28 Apr 2010

Wednesday's newspaper headlines

9:14 am on 28 April 2010

Drug swoop targets indoor gardening stores; Blair Peach report revealed after 30 years; liquor reforms loom.

NZ Herald

The paper leads with police raids on indoor gardening stores targeting businesses responsible for the commercial sale of cannabis growing equipment. As part of Operation Lime, police swooped on 35 businesses and around 100 homes. They say more than 250 suspects were arrested, and 750 charges are likely to be laid.

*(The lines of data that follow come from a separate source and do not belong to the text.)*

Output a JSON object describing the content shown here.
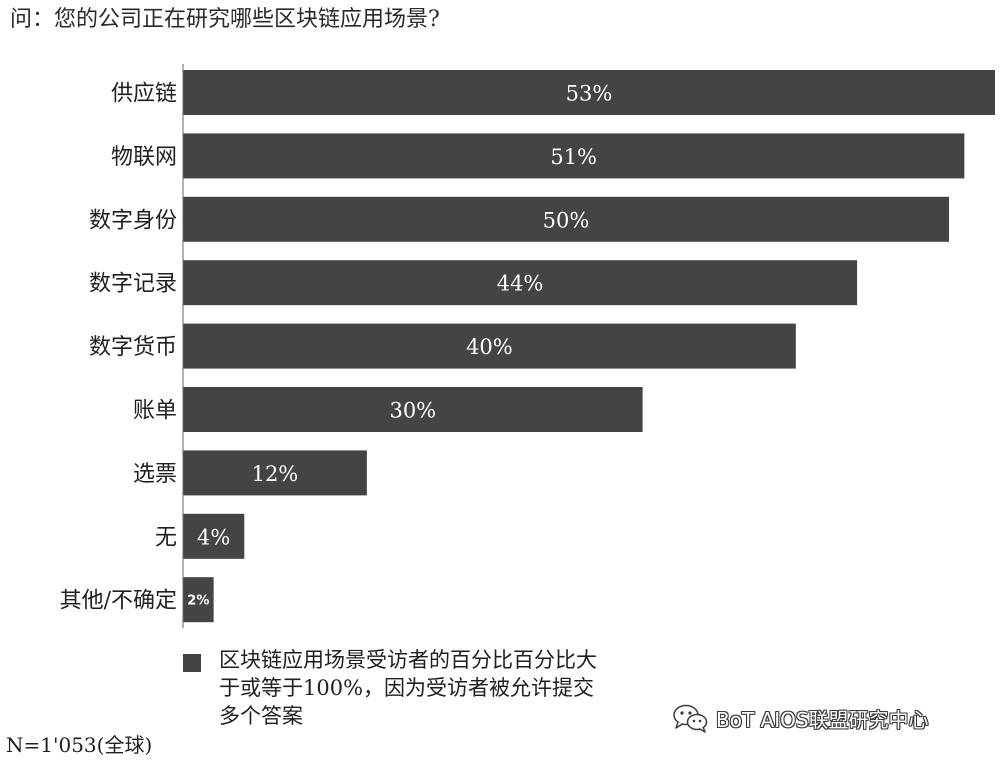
{
  "question": "问：您的公司正在研究哪些区块链应用场景?",
  "chart_data": {
    "type": "bar",
    "orientation": "horizontal",
    "categories": [
      "供应链",
      "物联网",
      "数字身份",
      "数字记录",
      "数字货币",
      "账单",
      "选票",
      "无",
      "其他/不确定"
    ],
    "values": [
      53,
      51,
      50,
      44,
      40,
      30,
      12,
      4,
      2
    ],
    "value_labels": [
      "53%",
      "51%",
      "50%",
      "44%",
      "40%",
      "30%",
      "12%",
      "4%",
      "2%"
    ],
    "unit": "%",
    "xlim": [
      0,
      53
    ],
    "bar_color": "#444444",
    "grid": false
  },
  "legend": {
    "text": "区块链应用场景受访者的百分比百分比大于或等于100%，因为受访者被允许提交多个答案",
    "swatch_color": "#444444"
  },
  "sample_note": "N=1'053(全球)",
  "watermark": {
    "icon": "wechat-icon",
    "text": "BoT AIOS联盟研究中心"
  }
}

New Zealand protester Blair Peach was almost certainly killed by the London Metropolitan police at a demonstration in 1979 according to a secret internal police report made public in the UK. Relatives and family members have been campaigning for almost 30 years alleging police brutality and a cover-up.

Dominion Post

The Dominion Post also leads with the arrest of staff, managers and customers of a well-known chain of horticulture shops, which the paper describes as a massive crackdown designed to break the backbone of the $800 million cannabis industry.

A P dealer astounded police when he walked into the New Plymouth station and handed himself in. Leith Castle, 36, turned up just before 5pm on Tuesday with ten $200 bags of the class A drug, a glass pipe used to smoke it, two bags of cannabis and gave it to the head of the CIB drug squad.

The Press.

Liquor reform legislation will go to Cabinet within weeks recommending sweeping changes, including a nation-wide closing time and raising the alcohol purchase age to 20.

Stallholders at the Christchurch Arts Centre say they have been given less than six months to move and make way for car-parking. A group representing 103 stallholders say it was told of the plans by the Arts Centre business manager and market manager at a meeting last week.

Otago Daily Times

Supporters of the liquor proposals are hopeful they will change New Zealanders attitude to drinking, reduce crime and improve health. Opponents argue it does little to address binge drinking.

Dunedin City Council is considering rules which would force some rural residential holding owners to pick up droppings left behind by animals including sheep, pigs and goats.